Shen Dacheng: I have the impression that there is a period of time when people do not have to go to the unit every day to report, at first I thought that personal time had become more, but later I found out that there was no. After life was relatively normalized, many values changed, for example, when it came to writing, it seemed to be a little shaken. The weight of everything has changed, is it really important to write about this kind of thing? At present, there are so many strange things happening in society, how can the strange things you write resonate with others? These still caused trouble and affected me. But there seems to be no way to solve these problems, so I make up for life and writing. There is no clear guiding ideology for everyone.

The Paper: Having written so many eccentric and imaginary characters, do you have a preference for any of them?

Shen Dacheng: I like the children I write about. Like the two children in "Pocket Man", the silkworm child in "The Lost Man", and the twins in "Boy Toto". The child in "Silkworm Raising Children" came from my way to work once, and I saw two children after class, both holding a box for silkworm breeding, and I later wrote this article based on this. I think maybe we've become accustomed to the world, but in the eyes of a child who has just begun to understand the world, is he unable to understand that there are four states of a thing? The silkworm has four states, and he loves one of them alone, what if he doesn't want it to become another state? How does this love last? I think so. When I write about children, I feel very emotional.

Does our world sometimes feel that nothing is good? A little pessimistic about a lot of things, or feel different from what you expected, but when you see the children in life, you will feel that they are trying to understand the world, and he appreciates what you don't want, and he tries to understand this society. I think it's interesting, I love the kids I write about.

The Paper: If there was a world where all the characters in your novels could be placed, what kind of world would you like to be?

Shen Dacheng: I don't think the world is too fashionable, maybe it's a slightly broken, very relaxed world. Because the people I write about always think and think, and don't act much after thinking through the problems. They don't have a high need for material things, and they pay great attention to listening to what others are saying and observing what others are doing, and they are quite kind. These people have no names, and if they want to refer to someone to each other, they can only refer to some of the other person's characteristics or occupations. For example, people who will say "people who rub glass", "children who like to raise silkworms", or "people with skin diseases" may use this title to call each other. This world is much less burdensome than our current world, and it is a more simplistic world.

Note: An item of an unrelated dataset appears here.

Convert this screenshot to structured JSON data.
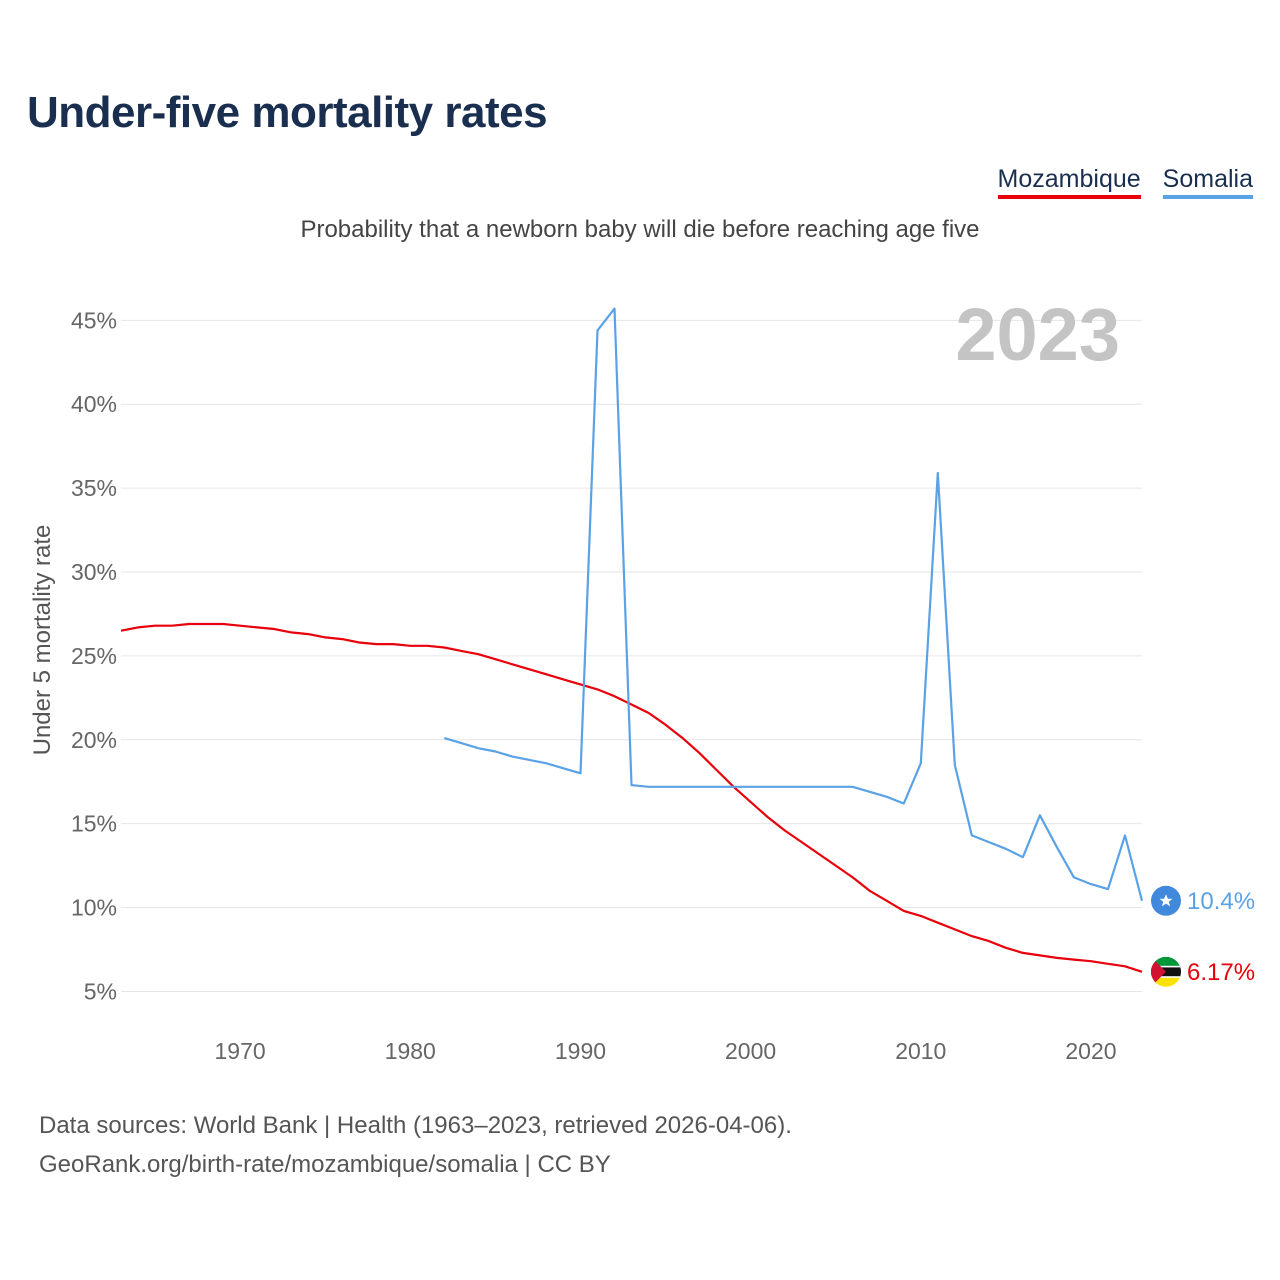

The Paper: I read your other interviews before, and you said you liked Bolaño. Do you have any other writers besides him who you like or admire?

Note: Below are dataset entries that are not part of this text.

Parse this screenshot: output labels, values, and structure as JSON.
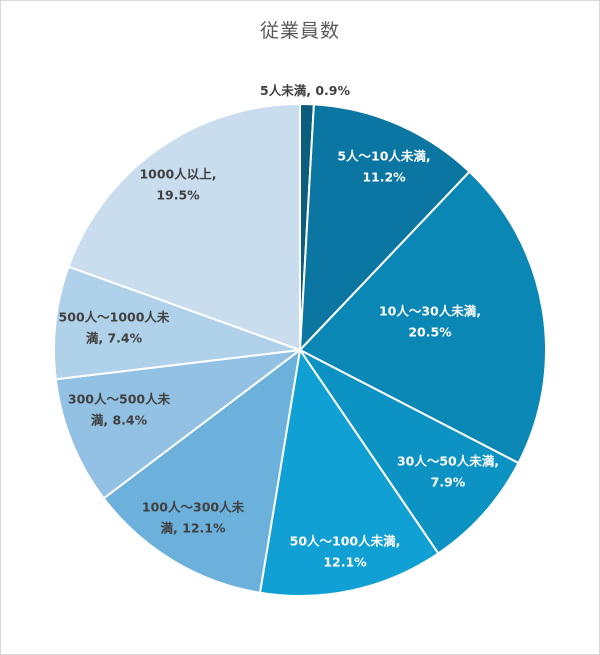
{
  "chart_data": {
    "type": "pie",
    "title": "従業員数",
    "start_angle_deg": 0,
    "direction": "clockwise",
    "slices": [
      {
        "label": "5人未満",
        "value": 0.9,
        "value_label": "0.9%",
        "color": "#0b5d7e",
        "label_color": "#404040",
        "label_lines": [
          "5人未満, 0.9%"
        ]
      },
      {
        "label": "5人～10人未満",
        "value": 11.2,
        "value_label": "11.2%",
        "color": "#0a76a1",
        "label_color": "#ffffff",
        "label_lines": [
          "5人～10人未満,",
          "11.2%"
        ]
      },
      {
        "label": "10人～30人未満",
        "value": 20.5,
        "value_label": "20.5%",
        "color": "#0b87b6",
        "label_color": "#ffffff",
        "label_lines": [
          "10人～30人未満,",
          "20.5%"
        ]
      },
      {
        "label": "30人～50人未満",
        "value": 7.9,
        "value_label": "7.9%",
        "color": "#0c93c4",
        "label_color": "#ffffff",
        "label_lines": [
          "30人～50人未満,",
          "7.9%"
        ]
      },
      {
        "label": "50人～100人未満",
        "value": 12.1,
        "value_label": "12.1%",
        "color": "#11a0d4",
        "label_color": "#ffffff",
        "label_lines": [
          "50人～100人未満,",
          "12.1%"
        ]
      },
      {
        "label": "100人～300人未満",
        "value": 12.1,
        "value_label": "12.1%",
        "color": "#6cb0dc",
        "label_color": "#404040",
        "label_lines": [
          "100人～300人未",
          "満, 12.1%"
        ]
      },
      {
        "label": "300人～500人未満",
        "value": 8.4,
        "value_label": "8.4%",
        "color": "#92c1e3",
        "label_color": "#404040",
        "label_lines": [
          "300人～500人未",
          "満, 8.4%"
        ]
      },
      {
        "label": "500人～1000人未満",
        "value": 7.4,
        "value_label": "7.4%",
        "color": "#b0d1ea",
        "label_color": "#404040",
        "label_lines": [
          "500人～1000人未",
          "満, 7.4%"
        ]
      },
      {
        "label": "1000人以上",
        "value": 19.5,
        "value_label": "19.5%",
        "color": "#c9ddef",
        "label_color": "#404040",
        "label_lines": [
          "1000人以上,",
          "19.5%"
        ]
      }
    ]
  }
}
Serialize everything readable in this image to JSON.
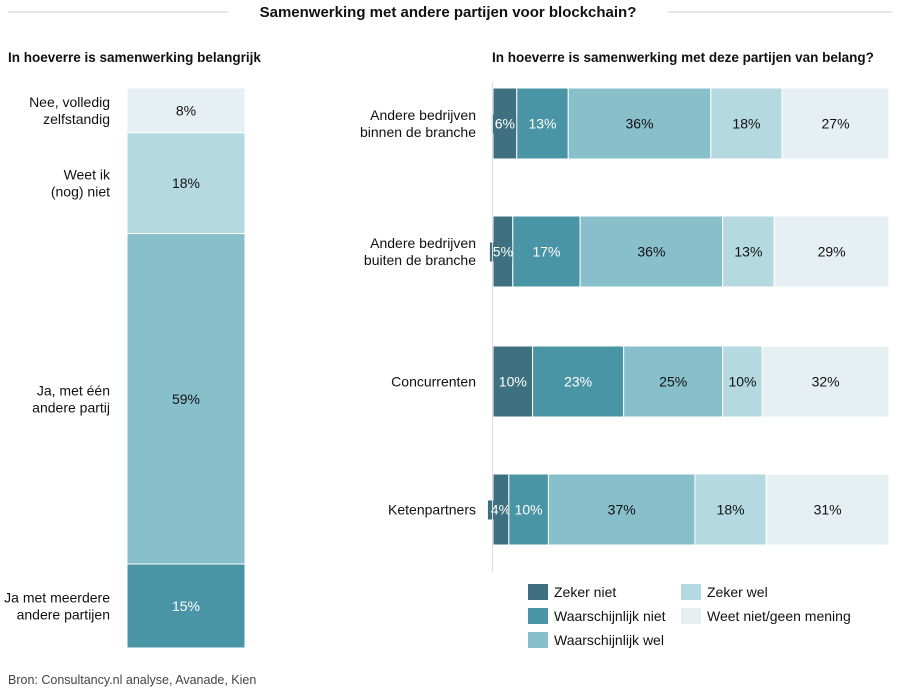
{
  "title": "Samenwerking met andere partijen voor blockchain?",
  "source": "Bron: Consultancy.nl analyse, Avanade, Kien",
  "colors": {
    "zeker_niet": "#3f7082",
    "waarschijnlijk_niet": "#4a95a5",
    "waarschijnlijk_wel": "#87bfca",
    "zeker_wel": "#b5d9e0",
    "weet_niet": "#e6f0f2"
  },
  "chart_data": [
    {
      "type": "bar",
      "stacked": true,
      "orientation": "vertical",
      "title": "In hoeverre is samenwerking belangrijk",
      "categories": [
        "Nee, volledig zelfstandig",
        "Weet ik (nog) niet",
        "Ja, met één andere partij",
        "Ja met meerdere andere partijen"
      ],
      "values": [
        8,
        18,
        59,
        15
      ],
      "labels": [
        "8%",
        "18%",
        "59%",
        "15%"
      ],
      "segment_colors": [
        "#e6f0f2",
        "#b5d9e0",
        "#87bfca",
        "#4a95a5"
      ],
      "category_lines": [
        [
          "Nee, volledig",
          "zelfstandig"
        ],
        [
          "Weet ik",
          "(nog) niet"
        ],
        [
          "Ja, met één",
          "andere partij"
        ],
        [
          "Ja met meerdere",
          "andere partijen"
        ]
      ]
    },
    {
      "type": "bar",
      "stacked": true,
      "orientation": "horizontal",
      "title": "In hoeverre is samenwerking met deze partijen van belang?",
      "categories": [
        "Andere bedrijven binnen de branche",
        "Andere bedrijven buiten de branche",
        "Concurrenten",
        "Ketenpartners"
      ],
      "category_lines": [
        [
          "Andere bedrijven",
          "binnen de branche"
        ],
        [
          "Andere bedrijven",
          "buiten de branche"
        ],
        [
          "Concurrenten"
        ],
        [
          "Ketenpartners"
        ]
      ],
      "series": [
        {
          "name": "Zeker niet",
          "values": [
            6,
            5,
            10,
            4
          ],
          "color": "#3f7082"
        },
        {
          "name": "Waarschijnlijk niet",
          "values": [
            13,
            17,
            23,
            10
          ],
          "color": "#4a95a5"
        },
        {
          "name": "Waarschijnlijk wel",
          "values": [
            36,
            36,
            25,
            37
          ],
          "color": "#87bfca"
        },
        {
          "name": "Zeker wel",
          "values": [
            18,
            13,
            10,
            18
          ],
          "color": "#b5d9e0"
        },
        {
          "name": "Weet niet/geen mening",
          "values": [
            27,
            29,
            32,
            31
          ],
          "color": "#e6f0f2"
        }
      ],
      "legend_placement": "bottom",
      "grid": false
    }
  ]
}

Shen Dacheng: Yes, but my likes do not exceed those of ordinary people. The words of other writers are what ordinary people see and what I see, and I can't say anything about reading.

The Paper: Have you been reading any novels lately?

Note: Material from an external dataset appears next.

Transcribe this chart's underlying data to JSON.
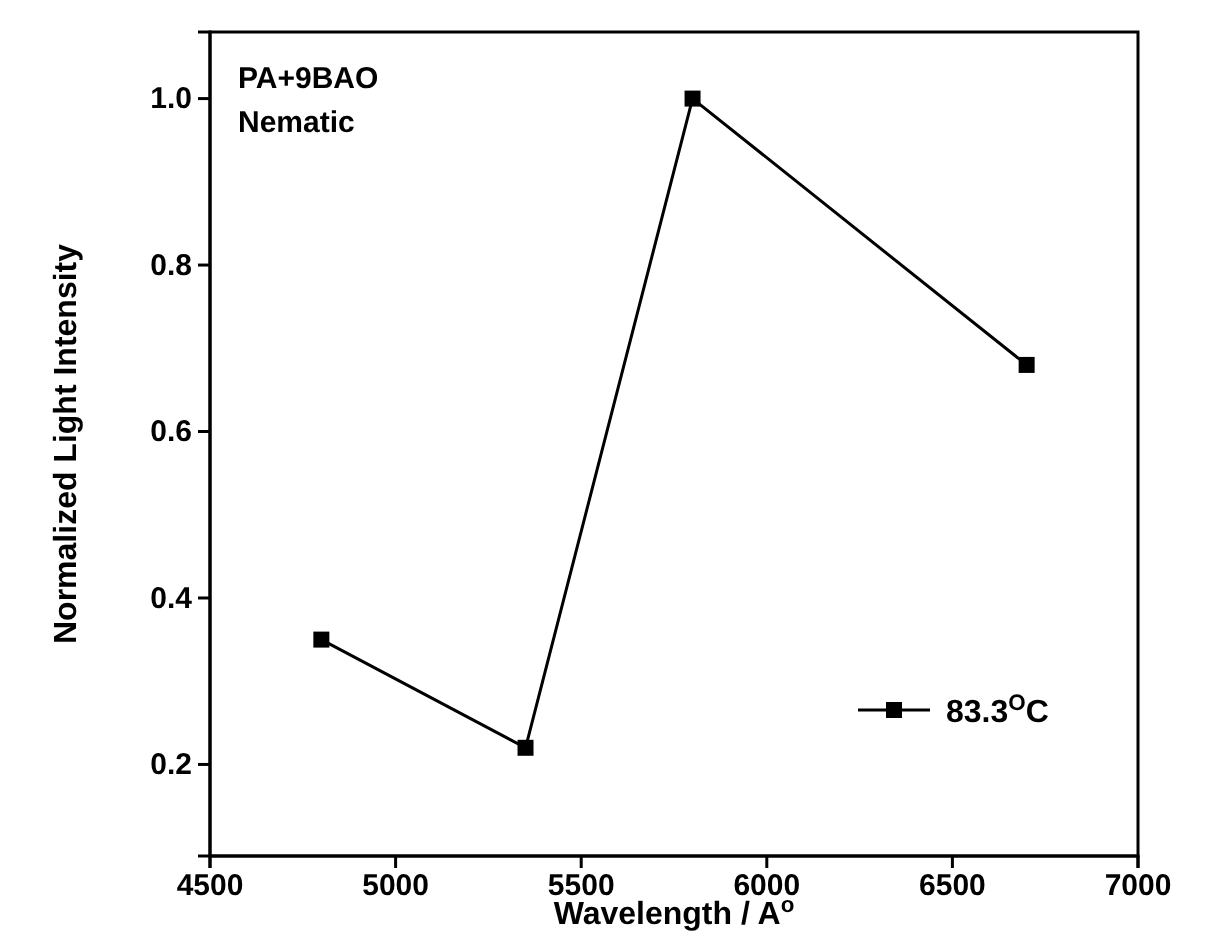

Shen Dacheng: None of what I've been reading lately is a novel. I read a book about spies called Spy and Betrayal. I also watched J.A. Baker's "Peregrine Falcon", which talks about the life of a peregrine falcon, a bird of prey, and I haven't finished reading it for a while. Usually, if I have communication with the publishing house, I will still read any books given to me. But you can't talk like a critic or a very good writer, you just can't say it.

The Paper: Do you have a new writing plan? It is said that you want to try writing novellas.

Shen Dacheng: Still at the level of thinking, I have not found time. My current work pace is similar to that of the past few years, and I still write short stories. But I think writing short stories may solidify. Now the rhythm of writing short stories or grasping the tone of the novel may solidify in the same space over time, and it should be changed in a way, so I will say that I aspire to write a longer novel. It's like changing a training ground, doing some self-training on yourself, developing yourself. But it hasn't started yet, and it's still a short story, similar to the last two books.